Possibili Scenari Futuri

Come un nuovo CEO, il successore di Torvalds porterebbe naturalmente nuove idee. Per esempio, la persona potrebbe coinvolgere uno o due sviluppatori aggiuntivi e guidare lo sviluppo di Linux come team. Negli ultimi cinque-dieci anni, alcuni dei sottosistemi più grandi del kernel hanno già iniziato a distribuire il carico su due o tre maintainer.

Questa evoluzione verso una leadership più distribuita potrebbe essere una direzione naturale per il futuro di Linux, riflettendo la crescente complessità e dimensione del progetto.

La Situazione Attuale

Attualmente non ci sono indicazioni che Torvalds intenda cedere il comando a breve. Il fondatore di Linux continua a guidare attivamente lo sviluppo del kernel, mantenendo il suo ruolo di decisore finale su quali modifiche vengono accettate nel ramo principale.

Tuttavia, la presenza di un piano di successione chiaro e testato rappresenta una garanzia importante per il futuro di Linux. La transizione, quando avverrà, non sarà un salto nel vuoto ma un passaggio ordinato a una persona che già conosce perfettamente il progetto e gode della fiducia della community.

Perché Questo Piano Funziona

Il modello di successione di Linux si basa su principi solidi:

  • Meritocrazia: Il successore emerge naturalmente attraverso anni di contributi e leadership dimostrata, non per nomina dall’alto.
  • Continuità: Kroah-Hartman è profondamente coinvolto nello sviluppo del kernel da anni, garantendo continuità tecnica e culturale.
  • Fiducia della community: Il consenso dei maintainer principali è essenziale e si costruisce attraverso anni di collaborazione.
  • Indipendenza: La struttura della Linux Foundation garantisce che il leader non sia influenzato da interessi commerciali specifici.

La questione della successione di Linus Torvalds, che potrebbe sembrare preoccupante a prima vista, ha in realtà una risposta rassicurante. Il piano esiste, è stato testato e si basa su una persona competente che già svolge molti ruoli cruciali nella gestione quotidiana del progetto.

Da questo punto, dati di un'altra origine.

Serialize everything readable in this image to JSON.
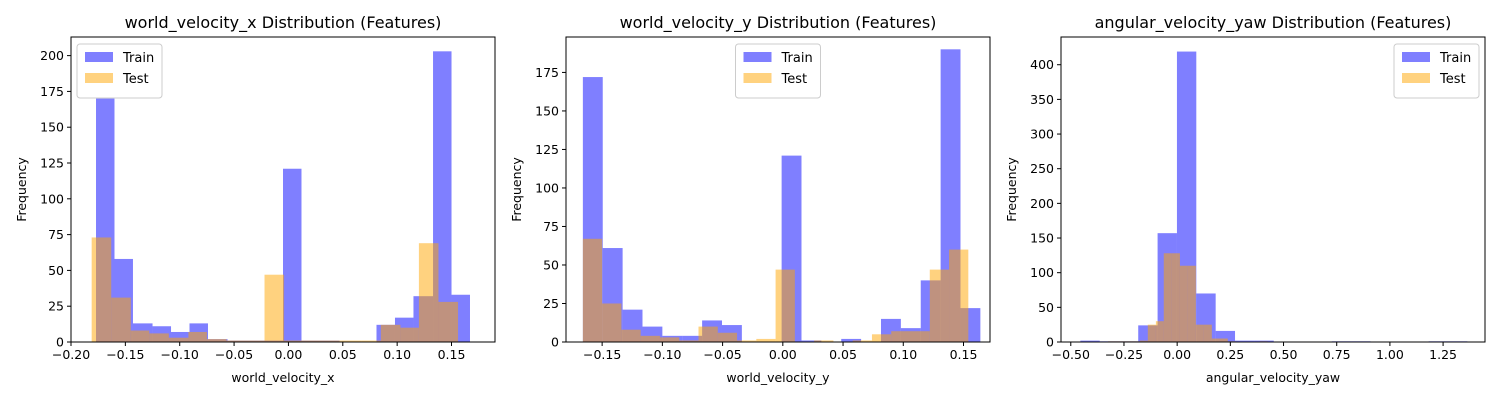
{
  "colors": {
    "train": "#0000ff",
    "test": "#ffa500",
    "bar_alpha": 0.5
  },
  "chart_data": [
    {
      "type": "bar",
      "title": "world_velocity_x Distribution (Features)",
      "xlabel": "world_velocity_x",
      "ylabel": "Frequency",
      "xlim": [
        -0.2,
        0.19
      ],
      "ylim": [
        0,
        213
      ],
      "xticks": [
        -0.2,
        -0.15,
        -0.1,
        -0.05,
        0.0,
        0.05,
        0.1,
        0.15
      ],
      "xtick_labels": [
        "−0.20",
        "−0.15",
        "−0.10",
        "−0.05",
        "0.00",
        "0.05",
        "0.10",
        "0.15"
      ],
      "yticks": [
        0,
        25,
        50,
        75,
        100,
        125,
        150,
        175,
        200
      ],
      "legend_position": "upper left",
      "legend": [
        "Train",
        "Test"
      ],
      "series": [
        {
          "name": "Train",
          "bin_edges": [
            -0.177,
            -0.16,
            -0.143,
            -0.125,
            -0.108,
            -0.091,
            -0.074,
            -0.056,
            -0.039,
            -0.022,
            -0.005,
            0.012,
            0.029,
            0.047,
            0.064,
            0.081,
            0.098,
            0.115,
            0.133,
            0.15,
            0.167
          ],
          "counts": [
            170,
            58,
            13,
            11,
            7,
            13,
            2,
            1,
            1,
            1,
            121,
            1,
            1,
            0,
            0,
            12,
            17,
            32,
            203,
            33
          ]
        },
        {
          "name": "Test",
          "bin_edges": [
            -0.181,
            -0.163,
            -0.145,
            -0.128,
            -0.11,
            -0.092,
            -0.075,
            -0.057,
            -0.039,
            -0.022,
            -0.004,
            0.014,
            0.032,
            0.049,
            0.067,
            0.085,
            0.103,
            0.12,
            0.138,
            0.156,
            0.173
          ],
          "counts": [
            73,
            31,
            8,
            6,
            3,
            7,
            2,
            1,
            1,
            47,
            1,
            1,
            1,
            1,
            1,
            12,
            10,
            69,
            28,
            0
          ]
        }
      ]
    },
    {
      "type": "bar",
      "title": "world_velocity_y Distribution (Features)",
      "xlabel": "world_velocity_y",
      "ylabel": "Frequency",
      "xlim": [
        -0.18,
        0.172
      ],
      "ylim": [
        0,
        198
      ],
      "xticks": [
        -0.15,
        -0.1,
        -0.05,
        0.0,
        0.05,
        0.1,
        0.15
      ],
      "xtick_labels": [
        "−0.15",
        "−0.10",
        "−0.05",
        "0.00",
        "0.05",
        "0.10",
        "0.15"
      ],
      "yticks": [
        0,
        25,
        50,
        75,
        100,
        125,
        150,
        175
      ],
      "legend_position": "upper center",
      "legend": [
        "Train",
        "Test"
      ],
      "series": [
        {
          "name": "Train",
          "bin_edges": [
            -0.166,
            -0.1495,
            -0.133,
            -0.1165,
            -0.1,
            -0.0835,
            -0.067,
            -0.0505,
            -0.034,
            -0.0175,
            -0.001,
            0.0155,
            0.032,
            0.0485,
            0.065,
            0.0815,
            0.098,
            0.1145,
            0.131,
            0.1475,
            0.164
          ],
          "counts": [
            172,
            61,
            21,
            10,
            4,
            4,
            14,
            11,
            0,
            0,
            121,
            1,
            0,
            2,
            0,
            15,
            9,
            40,
            190,
            22
          ]
        },
        {
          "name": "Test",
          "bin_edges": [
            -0.166,
            -0.15,
            -0.134,
            -0.118,
            -0.102,
            -0.086,
            -0.07,
            -0.054,
            -0.038,
            -0.022,
            -0.006,
            0.01,
            0.026,
            0.042,
            0.058,
            0.074,
            0.09,
            0.106,
            0.122,
            0.138,
            0.154
          ],
          "counts": [
            67,
            25,
            8,
            4,
            3,
            1,
            10,
            6,
            1,
            2,
            47,
            0,
            1,
            0,
            1,
            5,
            7,
            7,
            47,
            60
          ]
        }
      ]
    },
    {
      "type": "bar",
      "title": "angular_velocity_yaw Distribution (Features)",
      "xlabel": "angular_velocity_yaw",
      "ylabel": "Frequency",
      "xlim": [
        -0.546,
        1.447
      ],
      "ylim": [
        0,
        440
      ],
      "xticks": [
        -0.5,
        -0.25,
        0.0,
        0.25,
        0.5,
        0.75,
        1.0,
        1.25
      ],
      "xtick_labels": [
        "−0.50",
        "−0.25",
        "0.00",
        "0.25",
        "0.50",
        "0.75",
        "1.00",
        "1.25"
      ],
      "yticks": [
        0,
        50,
        100,
        150,
        200,
        250,
        300,
        350,
        400
      ],
      "legend_position": "upper right",
      "legend": [
        "Train",
        "Test"
      ],
      "series": [
        {
          "name": "Train",
          "bin_edges": [
            -0.455,
            -0.364,
            -0.273,
            -0.183,
            -0.092,
            -0.001,
            0.09,
            0.181,
            0.272,
            0.363,
            0.454,
            0.545,
            0.636,
            0.727,
            0.818,
            0.909,
            1.0,
            1.091,
            1.182,
            1.273,
            1.364
          ],
          "counts": [
            2,
            1,
            1,
            24,
            157,
            419,
            70,
            16,
            2,
            2,
            0,
            0,
            0,
            1,
            1,
            0,
            0,
            0,
            1,
            1
          ]
        },
        {
          "name": "Test",
          "bin_edges": [
            -0.325,
            -0.288,
            -0.25,
            -0.213,
            -0.175,
            -0.138,
            -0.1,
            -0.063,
            -0.025,
            0.013,
            0.05,
            0.088,
            0.125,
            0.163,
            0.2,
            0.238,
            0.275,
            0.313,
            0.35,
            0.388,
            0.425
          ],
          "counts": [
            1,
            1,
            1,
            1,
            2,
            25,
            30,
            128,
            128,
            110,
            110,
            25,
            25,
            5,
            5,
            1,
            0,
            0,
            0,
            1
          ]
        }
      ]
    }
  ]
}
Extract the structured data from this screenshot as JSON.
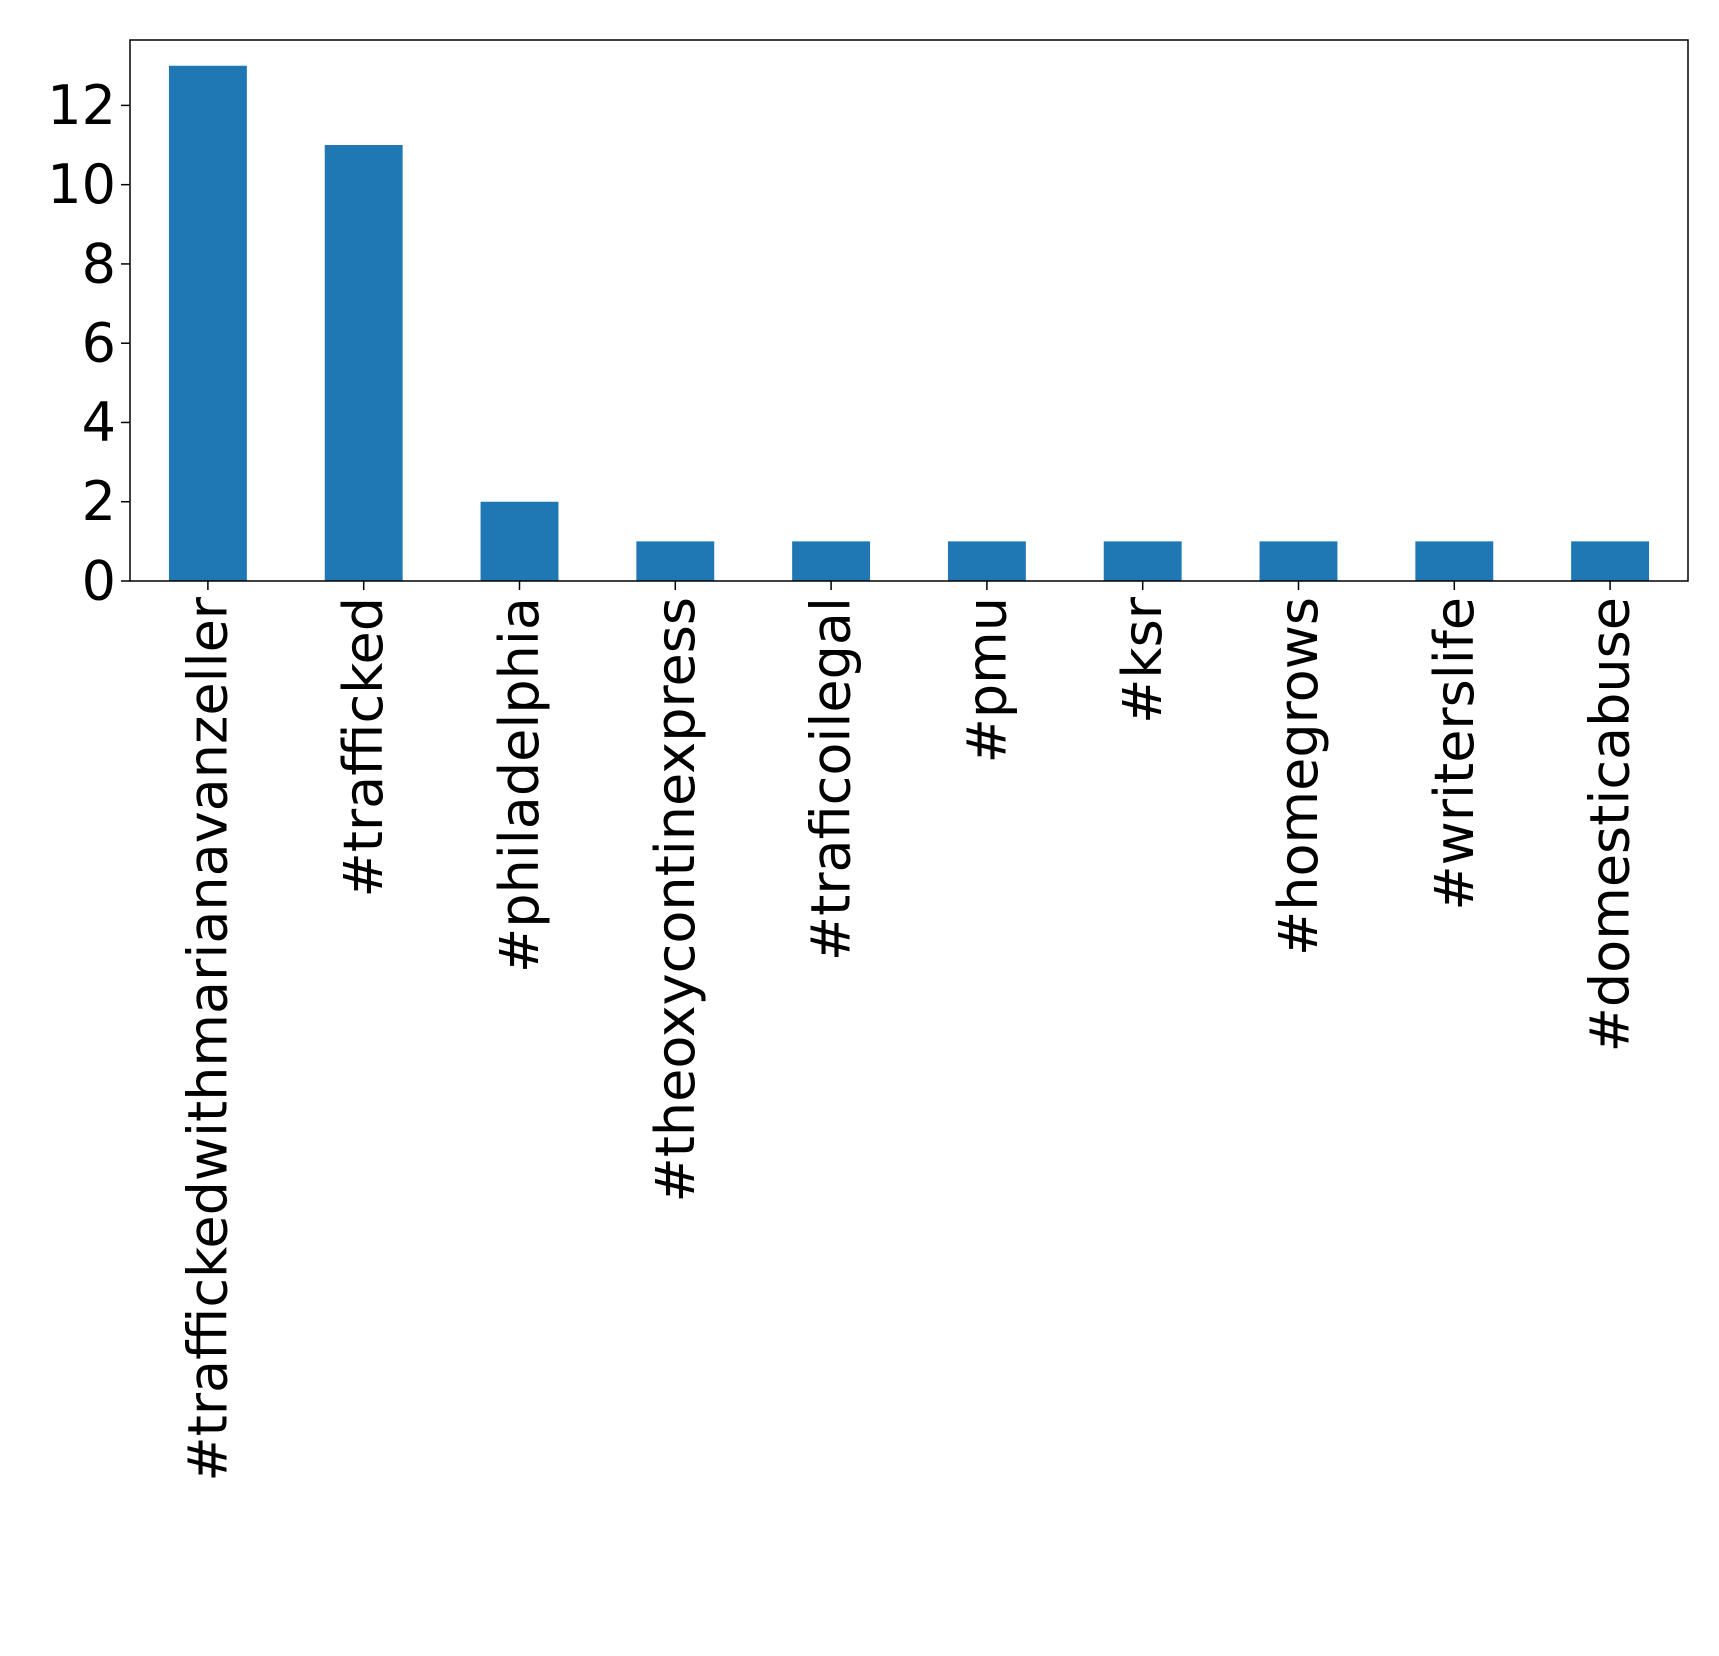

Greg Kroah-Hartman rappresenta una scelta logica e sicura per garantire la continuità di Linux. La sua esperienza, competenza tecnica e soprattutto la fiducia guadagnata nella community fanno di lui il successore ideale quando Torvalds deciderà di passare il testimone o quando le circostanze lo richiederanno.

Per gli utenti Linux e per le aziende che basano i loro prodotti sul kernel, questo significa che il futuro del progetto è al sicuro, con meccanismi di governance chiari anche se non formalmente documentati. Linux è diventato troppo importante per il mondo della tecnologia per essere lasciato senza un piano di successione, e la community ha dimostrato di aver già pensato a tutto.